2. Divided America: The Fracturing of a Nation, edited 2016 by Jerry Schwartz. This book was written by journalists of the Associated Press from different vantage points in the United States and says that Americans are divided by "political party, choice of media, income, gender, race or ethnic group, religious faith, generation, geography, and general outlook." The book suggests that, with so much division, something has to be done, but a single division into two new nations does not take into account that the divisions cut so many ways. The authors never suggest doing a division, and would oppose a Republican suggestion to do one.

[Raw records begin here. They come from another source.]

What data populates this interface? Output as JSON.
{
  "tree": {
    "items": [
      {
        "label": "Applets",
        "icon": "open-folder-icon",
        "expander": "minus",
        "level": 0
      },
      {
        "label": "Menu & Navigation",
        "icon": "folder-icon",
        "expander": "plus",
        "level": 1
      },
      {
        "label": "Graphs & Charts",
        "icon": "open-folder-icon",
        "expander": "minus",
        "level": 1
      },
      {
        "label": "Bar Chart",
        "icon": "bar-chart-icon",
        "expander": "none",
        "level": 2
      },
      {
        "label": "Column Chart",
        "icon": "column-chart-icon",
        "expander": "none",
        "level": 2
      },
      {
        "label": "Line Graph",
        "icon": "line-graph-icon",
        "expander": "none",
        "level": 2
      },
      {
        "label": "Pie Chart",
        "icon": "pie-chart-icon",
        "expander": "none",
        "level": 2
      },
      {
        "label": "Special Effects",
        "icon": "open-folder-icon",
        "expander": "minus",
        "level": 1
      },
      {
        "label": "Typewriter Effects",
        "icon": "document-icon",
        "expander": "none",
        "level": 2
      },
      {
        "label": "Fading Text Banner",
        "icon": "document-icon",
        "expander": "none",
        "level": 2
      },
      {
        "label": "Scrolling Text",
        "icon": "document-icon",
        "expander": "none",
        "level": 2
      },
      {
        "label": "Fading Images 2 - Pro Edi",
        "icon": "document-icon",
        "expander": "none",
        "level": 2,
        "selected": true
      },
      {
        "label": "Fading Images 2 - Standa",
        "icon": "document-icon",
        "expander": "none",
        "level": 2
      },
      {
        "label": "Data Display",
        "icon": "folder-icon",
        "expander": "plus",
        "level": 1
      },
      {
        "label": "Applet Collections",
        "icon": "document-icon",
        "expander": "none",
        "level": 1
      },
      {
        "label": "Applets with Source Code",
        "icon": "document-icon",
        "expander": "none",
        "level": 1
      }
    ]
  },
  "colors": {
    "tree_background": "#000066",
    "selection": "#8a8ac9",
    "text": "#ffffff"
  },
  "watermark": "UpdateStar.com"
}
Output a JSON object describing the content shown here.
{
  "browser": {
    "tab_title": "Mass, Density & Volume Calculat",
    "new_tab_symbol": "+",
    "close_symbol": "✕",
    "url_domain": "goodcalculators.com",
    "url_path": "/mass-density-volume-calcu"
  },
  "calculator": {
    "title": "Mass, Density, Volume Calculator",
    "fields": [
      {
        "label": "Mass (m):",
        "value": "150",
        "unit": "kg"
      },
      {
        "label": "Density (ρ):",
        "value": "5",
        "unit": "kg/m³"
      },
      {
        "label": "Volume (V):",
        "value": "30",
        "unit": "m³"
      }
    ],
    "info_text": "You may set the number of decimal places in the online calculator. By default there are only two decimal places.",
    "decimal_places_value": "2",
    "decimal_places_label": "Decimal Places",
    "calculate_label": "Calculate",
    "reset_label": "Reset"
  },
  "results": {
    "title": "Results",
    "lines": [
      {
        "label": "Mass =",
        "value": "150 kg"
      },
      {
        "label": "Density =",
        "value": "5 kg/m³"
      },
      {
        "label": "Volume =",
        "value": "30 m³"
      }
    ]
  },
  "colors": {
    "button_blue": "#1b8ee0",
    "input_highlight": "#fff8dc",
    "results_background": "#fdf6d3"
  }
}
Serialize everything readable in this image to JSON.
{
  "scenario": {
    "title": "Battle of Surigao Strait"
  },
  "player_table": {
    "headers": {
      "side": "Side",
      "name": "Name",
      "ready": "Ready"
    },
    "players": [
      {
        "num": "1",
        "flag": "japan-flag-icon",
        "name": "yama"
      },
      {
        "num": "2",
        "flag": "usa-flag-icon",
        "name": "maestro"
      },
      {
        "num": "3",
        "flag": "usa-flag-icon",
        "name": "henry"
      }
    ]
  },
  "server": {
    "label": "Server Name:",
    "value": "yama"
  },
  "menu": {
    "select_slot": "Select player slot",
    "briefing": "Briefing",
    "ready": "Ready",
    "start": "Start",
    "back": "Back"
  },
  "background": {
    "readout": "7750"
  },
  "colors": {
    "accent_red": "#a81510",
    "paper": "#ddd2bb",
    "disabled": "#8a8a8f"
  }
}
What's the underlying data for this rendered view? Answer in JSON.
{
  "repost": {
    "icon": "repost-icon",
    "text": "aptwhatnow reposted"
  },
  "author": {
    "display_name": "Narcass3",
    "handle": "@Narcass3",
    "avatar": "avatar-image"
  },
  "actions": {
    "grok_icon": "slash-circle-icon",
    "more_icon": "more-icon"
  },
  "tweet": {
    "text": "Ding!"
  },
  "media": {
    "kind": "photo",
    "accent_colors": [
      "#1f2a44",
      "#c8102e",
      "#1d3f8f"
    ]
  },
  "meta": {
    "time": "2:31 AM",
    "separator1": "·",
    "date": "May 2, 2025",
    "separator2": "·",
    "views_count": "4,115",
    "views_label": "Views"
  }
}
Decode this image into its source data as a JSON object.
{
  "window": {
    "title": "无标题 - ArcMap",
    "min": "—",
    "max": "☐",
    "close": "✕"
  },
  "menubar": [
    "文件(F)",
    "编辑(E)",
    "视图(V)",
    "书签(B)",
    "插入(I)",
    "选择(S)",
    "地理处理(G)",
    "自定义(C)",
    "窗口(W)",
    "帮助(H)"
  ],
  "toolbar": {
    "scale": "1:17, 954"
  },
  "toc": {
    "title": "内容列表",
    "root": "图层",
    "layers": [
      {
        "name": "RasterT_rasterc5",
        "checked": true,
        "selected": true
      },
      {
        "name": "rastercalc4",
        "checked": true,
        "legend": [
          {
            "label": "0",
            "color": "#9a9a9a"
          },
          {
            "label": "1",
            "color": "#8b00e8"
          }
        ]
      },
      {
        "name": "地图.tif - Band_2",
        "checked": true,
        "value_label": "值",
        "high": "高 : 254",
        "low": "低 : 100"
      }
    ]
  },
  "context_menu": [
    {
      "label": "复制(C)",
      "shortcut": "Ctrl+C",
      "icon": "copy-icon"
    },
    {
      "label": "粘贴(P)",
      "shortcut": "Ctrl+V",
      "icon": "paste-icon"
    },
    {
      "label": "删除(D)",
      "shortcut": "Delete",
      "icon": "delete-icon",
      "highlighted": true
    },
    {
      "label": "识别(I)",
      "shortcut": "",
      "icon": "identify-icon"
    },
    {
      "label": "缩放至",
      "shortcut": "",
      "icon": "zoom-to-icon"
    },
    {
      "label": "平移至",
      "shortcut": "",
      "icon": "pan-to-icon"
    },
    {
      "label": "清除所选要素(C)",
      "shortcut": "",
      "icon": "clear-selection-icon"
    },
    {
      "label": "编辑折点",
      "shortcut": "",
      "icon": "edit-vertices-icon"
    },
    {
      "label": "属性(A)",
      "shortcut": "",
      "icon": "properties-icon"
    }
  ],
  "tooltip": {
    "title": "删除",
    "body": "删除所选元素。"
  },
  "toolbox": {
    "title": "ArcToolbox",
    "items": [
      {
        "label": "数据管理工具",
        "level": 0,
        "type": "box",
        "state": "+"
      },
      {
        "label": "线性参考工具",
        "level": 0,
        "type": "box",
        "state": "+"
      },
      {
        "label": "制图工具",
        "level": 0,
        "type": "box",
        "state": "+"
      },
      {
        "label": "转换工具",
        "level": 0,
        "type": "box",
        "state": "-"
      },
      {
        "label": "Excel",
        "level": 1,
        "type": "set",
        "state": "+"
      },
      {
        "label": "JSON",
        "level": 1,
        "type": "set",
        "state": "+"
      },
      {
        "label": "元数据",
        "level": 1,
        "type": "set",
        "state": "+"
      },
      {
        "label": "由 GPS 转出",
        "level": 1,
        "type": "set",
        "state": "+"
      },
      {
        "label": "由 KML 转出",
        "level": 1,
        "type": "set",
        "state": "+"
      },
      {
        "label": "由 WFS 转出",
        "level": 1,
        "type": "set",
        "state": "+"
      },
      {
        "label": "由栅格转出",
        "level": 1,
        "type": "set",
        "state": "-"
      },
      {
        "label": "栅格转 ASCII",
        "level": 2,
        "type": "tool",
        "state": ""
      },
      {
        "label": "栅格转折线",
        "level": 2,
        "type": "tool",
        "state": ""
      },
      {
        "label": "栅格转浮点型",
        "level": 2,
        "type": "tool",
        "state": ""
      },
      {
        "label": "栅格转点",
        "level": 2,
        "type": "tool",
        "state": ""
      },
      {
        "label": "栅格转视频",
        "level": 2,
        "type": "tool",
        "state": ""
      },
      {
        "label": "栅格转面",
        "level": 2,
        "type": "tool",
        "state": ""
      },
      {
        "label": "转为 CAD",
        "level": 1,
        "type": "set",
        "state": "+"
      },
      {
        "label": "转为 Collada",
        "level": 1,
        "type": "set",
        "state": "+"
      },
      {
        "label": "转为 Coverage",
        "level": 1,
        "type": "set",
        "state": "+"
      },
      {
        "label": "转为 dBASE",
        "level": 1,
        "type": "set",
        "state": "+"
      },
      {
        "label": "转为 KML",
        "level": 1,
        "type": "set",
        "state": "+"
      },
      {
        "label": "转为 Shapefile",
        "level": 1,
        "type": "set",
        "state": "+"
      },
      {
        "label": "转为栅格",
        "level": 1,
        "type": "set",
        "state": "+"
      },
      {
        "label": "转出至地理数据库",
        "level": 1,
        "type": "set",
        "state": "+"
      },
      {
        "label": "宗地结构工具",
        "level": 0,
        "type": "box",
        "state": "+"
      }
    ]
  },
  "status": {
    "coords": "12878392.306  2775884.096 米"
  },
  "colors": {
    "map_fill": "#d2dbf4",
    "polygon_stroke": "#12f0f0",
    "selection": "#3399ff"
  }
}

The prospect of nationhood appeals to Republicans more than to Democrats. The Constitution and Bill of Rights are Republican documents. If the Democrats had their own country, they could use the Constitution, no problem, but the underlying philosophy and the parameters of administrative functions reflect the input of the Federalists—i.e. the modern-day Republicans. Their ideals reflect George Washington's and Alexander Hamilton's thinking more than Thomas Jefferson or Andrew Jackson's. Jefferson ultimately turned against Washington and Hamilton.
3. salon.com. May 15, 2019: "Democracy's in real trouble—and the mainstream media's finally noticing," by Andrew O'Hehir. "Nobody really knows what to do about this, but at least the world finally noticed." Again, O'Hehir does not suggest what other bloggers state categorically, that the United States needs to divide to regain unity and recover lost momentum. Nothing proved it better than the impeachment vote, which was a nearly straight party-line vote, both in the House and the Senate.
O'Hehir describes the failure of the impeachment vote as a "constitutional crisis," and Trump as a "uniquely polarizing historical figure." His suggestion that we can only restore order, decency, and constitutional values to the nation if we vote Trump out does not resolve America's chronic disunity. We can only do that with a division. Significantly, O'Hehir never once suggests this as a solution, that Democrats would be better off with their own country. Perhaps he has no faith in Democrats to survive, if they have to go it alone.